To ease capacity pressures and accommodate higher production requirements, manufacturers hired more staff and built up input stocks in April. Job creation was moderate and only slightly weaker than the nineteen-month high recorded in February. Meanwhile, another substantial rise in buying activity enabled firms to expand their raw material holdings at a marked and accelerated pace.
Greater demand for inputs from Indian manufacturers placed additional pressure on vendors in April. Consequently, lead times lengthened for the second month running. That said, the rate of deterioration was only moderate and little-changed since March. Reports suggested that power cuts and short supplies of certain commodities also contributed to delivery delays.
Manufacturers reported another rise in their average purchasing costs in April. Input price inflation was rapid and above the pre-crisis trend, despite easing from March’s series record high. Panellists linked the latest increase to greater fuel and raw material prices, making particular reference to the elevated costs of metals, timber and cotton.
Prices charged for Indian manufactures rose at a marked pace during April, as firms responded to further growth in their cost burdens in an attempt to defend profit margins.
Commenting on the India Manufacturing PMI survey, Robert Prior-Wandesforde, Senior Asian Economist at HSBC said:
"India’s manufacturing PMI fell back for a second consecutive month in April but, at 57.2, remained consistent with double-digit year-on-year growth in the industrial sector. Both new orders and output indices were above 60 and employment showed modest gains.
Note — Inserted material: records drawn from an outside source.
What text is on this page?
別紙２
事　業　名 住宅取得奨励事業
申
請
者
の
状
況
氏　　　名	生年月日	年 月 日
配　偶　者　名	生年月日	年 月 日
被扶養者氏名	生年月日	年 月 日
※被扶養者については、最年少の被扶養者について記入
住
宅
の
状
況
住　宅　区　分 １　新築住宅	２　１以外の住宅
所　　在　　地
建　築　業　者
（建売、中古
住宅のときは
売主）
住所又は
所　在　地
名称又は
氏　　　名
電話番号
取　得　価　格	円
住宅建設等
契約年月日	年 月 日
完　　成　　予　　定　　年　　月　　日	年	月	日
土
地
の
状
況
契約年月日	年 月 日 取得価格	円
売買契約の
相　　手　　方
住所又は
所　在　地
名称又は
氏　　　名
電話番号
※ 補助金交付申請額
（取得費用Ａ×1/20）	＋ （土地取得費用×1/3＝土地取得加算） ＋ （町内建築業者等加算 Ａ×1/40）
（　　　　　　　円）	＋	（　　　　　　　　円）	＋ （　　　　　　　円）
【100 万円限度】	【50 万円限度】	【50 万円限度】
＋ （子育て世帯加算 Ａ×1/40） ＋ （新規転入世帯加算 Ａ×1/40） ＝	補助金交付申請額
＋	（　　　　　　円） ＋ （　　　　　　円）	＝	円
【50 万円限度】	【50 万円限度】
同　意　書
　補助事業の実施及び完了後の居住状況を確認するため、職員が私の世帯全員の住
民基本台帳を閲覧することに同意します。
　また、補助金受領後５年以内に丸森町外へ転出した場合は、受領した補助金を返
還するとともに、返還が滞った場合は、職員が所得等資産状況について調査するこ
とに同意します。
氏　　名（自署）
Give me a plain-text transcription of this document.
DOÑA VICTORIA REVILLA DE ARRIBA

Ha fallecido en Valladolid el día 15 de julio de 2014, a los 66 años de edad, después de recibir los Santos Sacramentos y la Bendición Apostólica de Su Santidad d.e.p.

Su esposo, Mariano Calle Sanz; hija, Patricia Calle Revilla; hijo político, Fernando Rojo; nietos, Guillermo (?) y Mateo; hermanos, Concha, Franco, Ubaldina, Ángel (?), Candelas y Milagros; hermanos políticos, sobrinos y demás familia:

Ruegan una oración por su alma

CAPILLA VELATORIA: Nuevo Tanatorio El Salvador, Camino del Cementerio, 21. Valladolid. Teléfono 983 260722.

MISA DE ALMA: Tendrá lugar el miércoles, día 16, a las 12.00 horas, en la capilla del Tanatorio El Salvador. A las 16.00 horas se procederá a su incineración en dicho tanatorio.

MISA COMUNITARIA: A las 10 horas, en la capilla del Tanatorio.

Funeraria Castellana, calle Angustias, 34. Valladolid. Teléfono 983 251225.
"Of more interest, however, are the series relating to prices and capacity issues. Input prices showed a slightly smaller rise in April than March, although it was still the second highest increase since the PMI began five years ago. Meanwhile, output prices registered their strongest increase for three months as backlogs of work jumped to an all time high. The latter further supports the argument that demand is growing more strongly than supply, giving companies the confidence to push through price rises. In our view, India is in for a protracted period of rate hikes, the extent of which will surprise most forecasters."
The HSBC India Report on Manufacturing is based on data compiled from monthly replies to questionnaires sent to purchasing executives in over 500 manufacturing companies.